Malita Investments plc - Interim Directors’ Statement

Friday, November 16th, 2012

On 16 November, Malita Investments plc issued its maiden Interim Directors’ Statement following the listing of its shares on the Malta Stock Exchange on 7 August.

The statement explained that during the first ten and a half months of 2012, the Company acquired the real rights over the sites of the Malta International Airport and the Valletta Cruise Port by virtue of two transfer contracts entered into with the Government. In consideration for this acquisition, the Company issued 68,108,064 new ordinary ‘A’ shares to the Government of Malta.
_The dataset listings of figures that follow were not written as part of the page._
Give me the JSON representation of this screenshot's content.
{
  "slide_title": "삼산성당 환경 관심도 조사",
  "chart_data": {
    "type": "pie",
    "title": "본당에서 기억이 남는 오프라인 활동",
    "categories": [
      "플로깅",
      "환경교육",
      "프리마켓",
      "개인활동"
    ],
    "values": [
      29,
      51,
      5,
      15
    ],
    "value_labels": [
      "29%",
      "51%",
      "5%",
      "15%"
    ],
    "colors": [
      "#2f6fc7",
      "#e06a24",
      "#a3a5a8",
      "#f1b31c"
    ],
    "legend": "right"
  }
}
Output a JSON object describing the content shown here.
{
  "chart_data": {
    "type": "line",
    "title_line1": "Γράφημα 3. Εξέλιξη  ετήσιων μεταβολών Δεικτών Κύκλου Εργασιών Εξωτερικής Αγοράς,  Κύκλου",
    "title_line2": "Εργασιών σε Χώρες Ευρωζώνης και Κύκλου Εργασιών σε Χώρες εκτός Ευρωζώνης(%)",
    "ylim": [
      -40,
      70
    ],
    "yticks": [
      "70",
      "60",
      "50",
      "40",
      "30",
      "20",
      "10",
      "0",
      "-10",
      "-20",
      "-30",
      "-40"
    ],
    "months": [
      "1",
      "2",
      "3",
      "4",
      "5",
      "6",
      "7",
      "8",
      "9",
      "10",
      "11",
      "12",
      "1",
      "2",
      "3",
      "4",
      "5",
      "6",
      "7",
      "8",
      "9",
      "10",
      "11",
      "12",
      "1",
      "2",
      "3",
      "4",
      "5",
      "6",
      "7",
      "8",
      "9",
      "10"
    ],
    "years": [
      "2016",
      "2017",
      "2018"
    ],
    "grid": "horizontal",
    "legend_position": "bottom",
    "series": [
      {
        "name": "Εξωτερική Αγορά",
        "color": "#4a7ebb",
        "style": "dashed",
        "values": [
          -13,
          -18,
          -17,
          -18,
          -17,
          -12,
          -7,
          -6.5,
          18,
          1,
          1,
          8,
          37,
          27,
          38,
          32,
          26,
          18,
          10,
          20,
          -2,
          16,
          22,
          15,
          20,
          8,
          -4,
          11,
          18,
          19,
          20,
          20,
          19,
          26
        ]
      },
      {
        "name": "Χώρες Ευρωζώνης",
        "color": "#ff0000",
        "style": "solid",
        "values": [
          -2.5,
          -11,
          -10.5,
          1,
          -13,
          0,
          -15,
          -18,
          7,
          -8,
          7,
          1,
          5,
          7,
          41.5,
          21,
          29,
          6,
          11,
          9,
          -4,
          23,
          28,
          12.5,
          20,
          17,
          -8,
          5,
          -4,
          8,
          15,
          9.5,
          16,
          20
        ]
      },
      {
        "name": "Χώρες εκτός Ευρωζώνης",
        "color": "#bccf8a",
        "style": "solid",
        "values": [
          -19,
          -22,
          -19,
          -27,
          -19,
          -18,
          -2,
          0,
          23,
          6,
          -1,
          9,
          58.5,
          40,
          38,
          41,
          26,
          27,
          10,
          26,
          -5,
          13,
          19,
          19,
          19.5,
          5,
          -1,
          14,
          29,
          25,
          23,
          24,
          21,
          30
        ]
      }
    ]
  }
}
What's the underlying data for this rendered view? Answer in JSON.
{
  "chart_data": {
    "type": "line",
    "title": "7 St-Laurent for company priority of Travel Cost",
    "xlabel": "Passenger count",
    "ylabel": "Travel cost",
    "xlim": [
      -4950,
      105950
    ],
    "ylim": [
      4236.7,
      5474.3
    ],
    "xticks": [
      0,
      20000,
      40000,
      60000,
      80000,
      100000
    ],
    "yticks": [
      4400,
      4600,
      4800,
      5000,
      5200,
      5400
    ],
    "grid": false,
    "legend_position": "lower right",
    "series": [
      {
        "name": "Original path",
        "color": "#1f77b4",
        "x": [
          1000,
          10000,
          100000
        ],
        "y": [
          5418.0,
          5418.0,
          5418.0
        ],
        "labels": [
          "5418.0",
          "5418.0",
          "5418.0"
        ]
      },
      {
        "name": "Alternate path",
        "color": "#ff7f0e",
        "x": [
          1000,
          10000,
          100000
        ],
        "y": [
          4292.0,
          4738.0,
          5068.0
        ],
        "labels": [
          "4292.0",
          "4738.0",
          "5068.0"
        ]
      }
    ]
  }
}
The Company also acquired a 65-year temporary emphyteusis over the new Parliament Building and the Open Air Theatre for a premium of €82 million and a revisable ground rent of €100,000 per annum. To fund these obligations, the Company issued 30 million ordinary ‘B’ shares to the general public at €0.50 each.

During the period under review, the Company also managed to conclude a €40 million loan from the European Investment Bank (EIB) split into a €25 million loan for 20-years and a €15 million facility for 25 years. This loan was fully drawn down on 1 October 2012.

The Directors noted that the financial results of the Company for the first 9 months of 2012 are in line with the Company’s expectations. Moreover, the Company plans to shortly publish its nine-month results which will be the first financial results publication for Malita as a publicly listed company.